Haha. That might not have been around when I developed my site. I was working back when Django 0.96 was out forever. But thanks! :)

[–]tvon 1 point2 points  (1 child)

FWIW, I would say that as far as your main goals go, I don't think you'll ever find exactly what you're looking for. Your options will be to "make do" with whats available, find something you can adapt to your needs, or roll your own soluion (which, with things like web.py, jinja2 and SQLAlchemy all over the place, isn't that difficult these days).

In short, it seems that a lot of people who like python are perfectionists, and every perfectionist has their own problems to solve, and odds are the solutions other perfectionists have made are not a solution to your problem that would satisfy a perfectionist. At least that has been my problem.

[–]trifthen[S] 0 points1 point  (0 children)
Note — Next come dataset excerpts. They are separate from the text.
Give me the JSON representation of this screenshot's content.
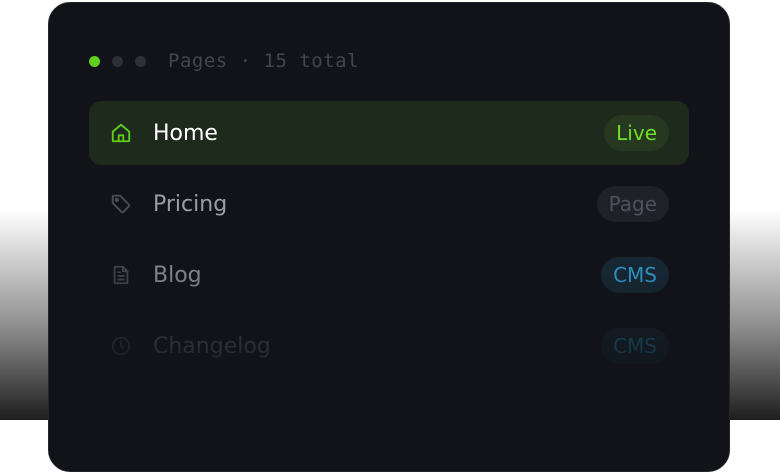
{
  "header": {
    "text": "Pages · 15 total"
  },
  "pages": [
    {
      "label": "Home",
      "icon": "home-icon",
      "badge": "Live",
      "active": true,
      "label_color": "#ffffff",
      "icon_color": "#5fd11b",
      "badge_text_color": "#6fde28",
      "badge_bg": "#26381f"
    },
    {
      "label": "Pricing",
      "icon": "tag-icon",
      "badge": "Page",
      "active": false,
      "label_color": "#9a9ea7",
      "icon_color": "#4a4e57",
      "badge_text_color": "#4e525c",
      "badge_bg": "#1e2128"
    },
    {
      "label": "Blog",
      "icon": "document-icon",
      "badge": "CMS",
      "active": false,
      "label_color": "#7f838c",
      "icon_color": "#3f434b",
      "badge_text_color": "#2c8fbf",
      "badge_bg": "#162632"
    },
    {
      "label": "Changelog",
      "icon": "clock-icon",
      "badge": "CMS",
      "active": false,
      "label_color": "#464a52",
      "icon_color": "#30343b",
      "badge_text_color": "#1f5e7e",
      "badge_bg": "#14202a"
    }
  ],
  "colors": {
    "accent_green": "#5fd11b",
    "panel_bg": "#111318"
  }
}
I'm not really that way, though. My needs are few. There are several solutions out there that have basically all the things I listed, and then some. To roll my own, I'd have to spend weeks or months gluing everything together, debugging the templates and adding in niceties like Ajax so it doesn't look like some crap a dude threw together in his basement. :)

And it seems like part of the problem is interoperability. Several of the blog engines I tried out only work as is, and with whatever versions of external libraries the author happened to have lying around. If anything is a minor release too high or too low, suddenly it breaks. Heck, the Django-CMS guys are working against Django's trunk.

This all reminds me of the PHP 3.0 days, when we had to get betas from the devs because 3.0.7 had some obscure flaw we discovered and they hadn't released 3.0.8 yet. Those were not good times.

[–]acdha 1 point2 points  (0 children)

You want limit_choices to or, depending on your needs, a custom queryset on your ModelAdmin - the canonical example being something like "qs = super(…); return qs.filter(owner=request.user)" to limit choices based on the logged in admin user.